The two exceptions are The Flash (who is not an asshole because that’s his only character trait in the book: the one who’s not trying to get into a pissing contest) and Cyborg (who’s too busy being turned into a half-alien-robot-thing to get in on all the snarking action).
And then there’s Superman. Superman is an asshole because he thinks he’s better than everyone else.
That’s fucking terrifying. Especially since his ass gets punked in the end, which means Superman isn’t just a dick, he’s an overconfident dick.
Let me go down the list of things Superman says and does in this inaugural story:
#1: Throttles Green Lantern unprovoked; smirks to Batman, “So…what can YOU do?”
#2: Chokes Batman for information: “Talk, Batman. Before I won’t LET you.”; after being attacked by Flash, says, “I don’t LIKE being attacked.” Oh, no shit?; Tells Flash, “NO ONE’S like me.”
#3: Rams a dump truck at a Parademon, says, “That’s it. SMILE for me.”
#4: Superman: “We have to shut them down.” Flash: “Shut them DOWN? They’re U.S. Soldiers!” Superman: “They’re MEN who are shooting at US.” Niiiiice.
#5: Is immediately taken down by Darkseid.
#6: Is tortured by Desaad; Is nearly bearhugged to death by Darkseid before a last-minute rescue; when Green Lantern asks Flash, “Can YOU fly into space?” Superman, unbidden, smirks, “I can.”
Seriously. This guy is a tool.
That DC believes this is a valid interpretation of the character – even moreso that the Sad Lonely Alien trope they occasionally fall back on when they don’t know what to do with him – is downright baffling. Superman ONLY WORKS if everyone looks up to him and is comfortable around him. If he uses his powers to defend, not to destroy. And it’s usually a given that he isn’t a smirking asshole about any of it.*
The moment the nigh-invulnerable alien with laser eyes starts looking like the only part of the job he’s really enjoying is beating the shit out of things? That’s not the moment some random in the cheering audience awkwardly shouts, “You’re the world’s greatest superhumans!”
It’s the moment the whole world collectively craps itself.
And yeah, this is “five years ago,” but there’s no evidence in the current issues that this attitude of his has changed. It’s like Geoff Johns is so committed to this Superman being “edgy” and bad-ass that he’s completely lost track of the iconic traits of the character he’s writing.

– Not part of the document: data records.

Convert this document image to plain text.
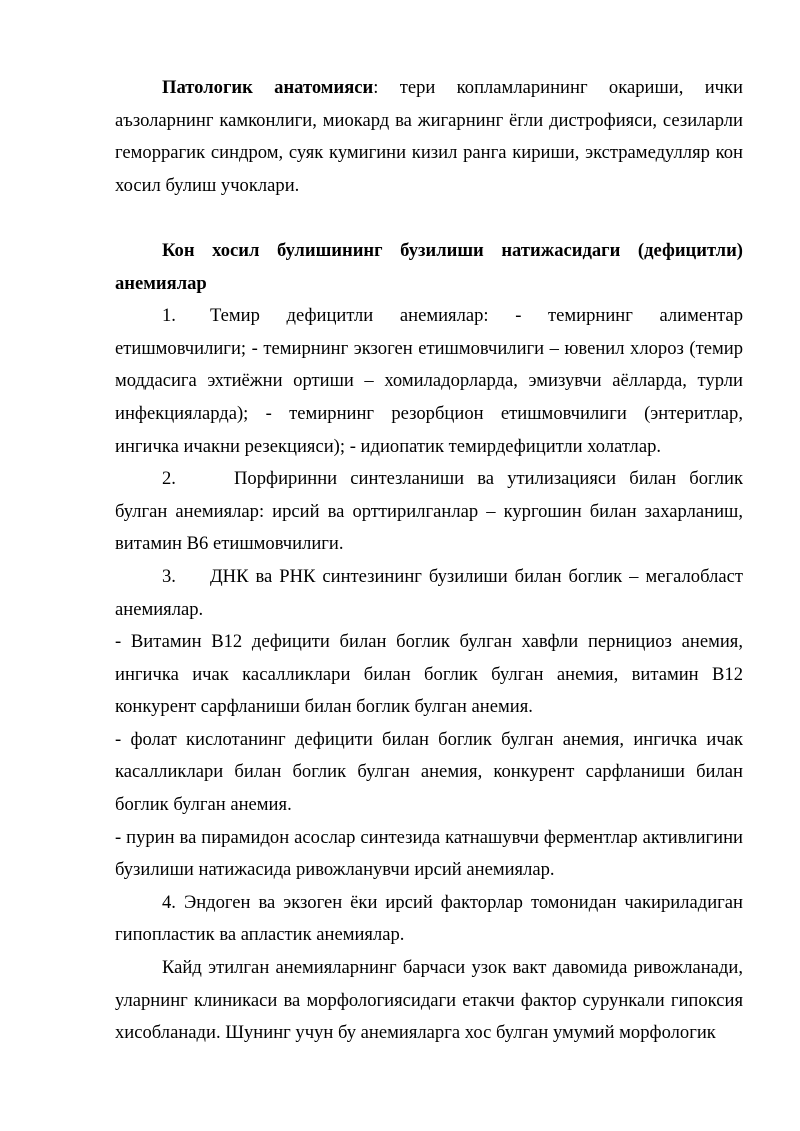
Патологик анатомияси: тери копламларининг окариши, ички аъзоларнинг камконлиги, миокард ва жигарнинг ёгли дистрофияси, сезиларли геморрагик синдром, суяк кумигини кизил ранга кириши, экстрамедулляр кон хосил булиш учоклари.

Кон хосил булишининг бузилиши натижасидаги (дефицитли) анемиялар

1. Темир дефицитли анемиялар: - темирнинг алиментар етишмовчилиги; - темирнинг экзоген етишмовчилиги – ювенил хлороз (темир моддасига эхтиёжни ортиши – хомиладорларда, эмизувчи аёлларда, турли инфекцияларда); - темирнинг резорбцион етишмовчилиги (энтеритлар, ингичка ичакни резекцияси); - идиопатик темирдефицитли холатлар.

2.	Порфиринни синтезланиши ва утилизацияси билан боглик булган анемиялар: ирсий ва орттирилганлар – кургошин билан захарланиш, витамин В6 етишмовчилиги.

3. ДНК ва РНК синтезининг бузилиши билан боглик – мегалобласт анемиялар.

- Витамин В12 дефицити билан боглик булган хавфли пернициоз анемия, ингичка ичак касалликлари билан боглик булган анемия, витамин В12 конкурент сарфланиши билан боглик булган анемия.

- фолат кислотанинг дефицити билан боглик булган анемия, ингичка ичак касалликлари билан боглик булган анемия, конкурент сарфланиши билан боглик булган анемия.

- пурин ва пирамидон асослар синтезида катнашувчи ферментлар активлигини бузилиши натижасида ривожланувчи ирсий анемиялар.

4. Эндоген ва экзоген ёки ирсий факторлар томонидан чакириладиган гипопластик ва апластик анемиялар.

Кайд этилган анемияларнинг барчаси узок вакт давомида ривожланади, уларнинг клиникаси ва морфологиясидаги етакчи фактор сурункали гипоксия хисобланади. Шунинг учун бу анемияларга хос булган умумий морфологик
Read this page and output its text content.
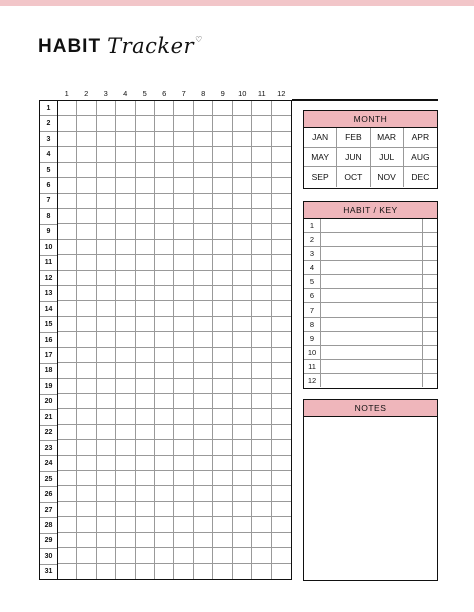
HABIT Tracker ♡
1	2	3	4	5	6	7	8	9	10	11	12
1
2
3
4
5
6
7
8
9
10
11
12
13
14
15
16
17
18
19
20
21
22
23
24
25
26
27
28
29
30
31
MONTH
JAN	FEB	MAR	APR
MAY	JUN	JUL	AUG
SEP	OCT	NOV	DEC
HABIT / KEY
1
2
3
4
5
6
7
8
9
10
11
12
NOTES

So there you go. The flagship title of the new DC line: A bunch of assholes yelling and punching in front of explosions.
NEXT UP: The first volumes of Wonder Woman, Flash, Green Arrow, Demon Knights and Frankenstein: Agent of S.H.A.D.E.
*OK, this interpretation is acceptable if it’s the 1960′s and he’s terrorizing Jimmy Olsen out of boredom, but otherwise, NO.